As an example of the general applicability of nanoporous polymers and a test of this particular process, we investigated the formation of ‘slippery surfaces’. In general, two factors are employed to characterize slippery surfaces including (1) a very low contact angle hysteresis, which is the difference between the advancing and receding contact angles and (2) a very low sliding angle, which is the surface tilt required for drop motion.25, 26 The contact angle hysteresis of water and ethylene glycol droplets is much smaller on our slippery surface (substrate 1) than that on substrates 2 and 3 (Figure 8 and Table 2). The results in Figure 9 indicate that the droplet sliding angle on our slippery surface follows the trend of unit lubricant amount dependent sliding angle reported in the literature.27 These results demonstrate the nanoporous film can trap the lubricating oil and form a slippery surface.25, 26

Figure 8
figure 8

Optical images demonstrate the advancing and receding contact angles for the drops of water (top layer) and ethylene glycol (bottom layer) sliding on three different substrates.

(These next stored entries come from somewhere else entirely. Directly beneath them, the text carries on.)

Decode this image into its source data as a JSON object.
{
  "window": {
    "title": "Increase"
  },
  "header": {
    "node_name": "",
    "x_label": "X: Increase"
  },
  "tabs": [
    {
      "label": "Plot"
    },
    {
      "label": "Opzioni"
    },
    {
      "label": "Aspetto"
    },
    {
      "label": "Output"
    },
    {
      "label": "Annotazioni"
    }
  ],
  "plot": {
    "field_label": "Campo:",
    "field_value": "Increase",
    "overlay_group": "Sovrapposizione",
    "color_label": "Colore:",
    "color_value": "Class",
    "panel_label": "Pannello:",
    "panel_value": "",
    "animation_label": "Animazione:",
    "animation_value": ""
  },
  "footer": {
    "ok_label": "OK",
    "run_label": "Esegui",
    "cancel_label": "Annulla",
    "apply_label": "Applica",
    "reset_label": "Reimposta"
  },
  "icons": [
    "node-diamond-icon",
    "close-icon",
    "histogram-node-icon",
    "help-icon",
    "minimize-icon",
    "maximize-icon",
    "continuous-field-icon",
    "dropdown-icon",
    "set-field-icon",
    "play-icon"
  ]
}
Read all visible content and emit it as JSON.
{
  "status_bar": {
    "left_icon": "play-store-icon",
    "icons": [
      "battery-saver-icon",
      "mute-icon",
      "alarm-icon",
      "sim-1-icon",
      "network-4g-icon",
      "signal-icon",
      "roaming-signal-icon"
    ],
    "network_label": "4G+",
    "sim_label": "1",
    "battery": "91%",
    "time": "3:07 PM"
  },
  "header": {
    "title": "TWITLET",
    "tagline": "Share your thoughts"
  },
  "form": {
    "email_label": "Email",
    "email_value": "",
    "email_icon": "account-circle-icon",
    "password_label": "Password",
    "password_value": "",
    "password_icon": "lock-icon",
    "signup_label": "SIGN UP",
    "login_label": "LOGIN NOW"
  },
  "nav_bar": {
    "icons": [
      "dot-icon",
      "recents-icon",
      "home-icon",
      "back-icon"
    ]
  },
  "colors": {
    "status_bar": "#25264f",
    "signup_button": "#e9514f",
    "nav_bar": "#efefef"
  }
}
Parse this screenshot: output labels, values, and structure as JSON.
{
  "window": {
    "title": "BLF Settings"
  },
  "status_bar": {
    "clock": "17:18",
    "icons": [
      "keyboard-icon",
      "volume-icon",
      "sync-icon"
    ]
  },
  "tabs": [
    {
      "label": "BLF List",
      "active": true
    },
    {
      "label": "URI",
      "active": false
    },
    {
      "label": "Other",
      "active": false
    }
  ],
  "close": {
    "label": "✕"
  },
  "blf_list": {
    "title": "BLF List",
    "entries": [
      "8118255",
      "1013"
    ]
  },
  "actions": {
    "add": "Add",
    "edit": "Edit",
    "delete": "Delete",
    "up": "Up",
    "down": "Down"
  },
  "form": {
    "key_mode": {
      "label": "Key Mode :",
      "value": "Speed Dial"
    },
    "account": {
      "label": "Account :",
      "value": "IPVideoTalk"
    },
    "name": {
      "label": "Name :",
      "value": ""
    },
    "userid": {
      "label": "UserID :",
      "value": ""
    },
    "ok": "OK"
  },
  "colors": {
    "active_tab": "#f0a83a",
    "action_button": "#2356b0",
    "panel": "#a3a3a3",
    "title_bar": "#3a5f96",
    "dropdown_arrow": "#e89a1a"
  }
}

The advancing and receding contact angles are measured by tilting the substrate until the liquid drop exhibits obvious motion. A full color version of this figure is available at Polymer Journal online.

Table 2 Contact angle hysteresis of water and ethylene glycol on three different substrates obtained from the difference between the advancing and receding contact angles measured in Figure 8
Figure 9
figure 9

Sliding angle as a function of the unit lubrication amount (i.e., the thickness of the lubricating oil) for silicon oil (black square, 6 μl, 20.4 mN m−1), water (red circle, 10 μl, 72.4 mN m−1) and ethylene glycol (blue triangle, 10 μl, 48.1 mN m−1). In comparison with the effect of the unit lubricant amount, the volume of the drop or the surface tension of the test liquid affects the sliding angle by approximately ±1° and is considered negligible. The data for silicon oil were obtained from the literature. A full color version of this figure is available at Polymer Journal online.27

In summary, we demonstrated that our novel method can easily provide nanoporous structures for most volume fraction (φ) values in a short period of time. The effective material properties due to the porosity of the nanoporous films were investigated using ellipsometry and discussed in terms of the index of refraction. As the value of φ increased, the index of refraction decreased and reached a value as low as 1.1 for the high φ samples. The morphologies of the internal structures can be tuned by changing the φ or the molecular weight of the low Mw component. The as-prepared nanoporous films can be treated with lubricating oil to form ‘slippery surfaces’. Although we have presented the technique using PS/n-heptane, we believe our approach can be applied to almost any polymer system for which a solvent can be found for the low Mw version, which is a non-solvent for the same polymer at high Mw.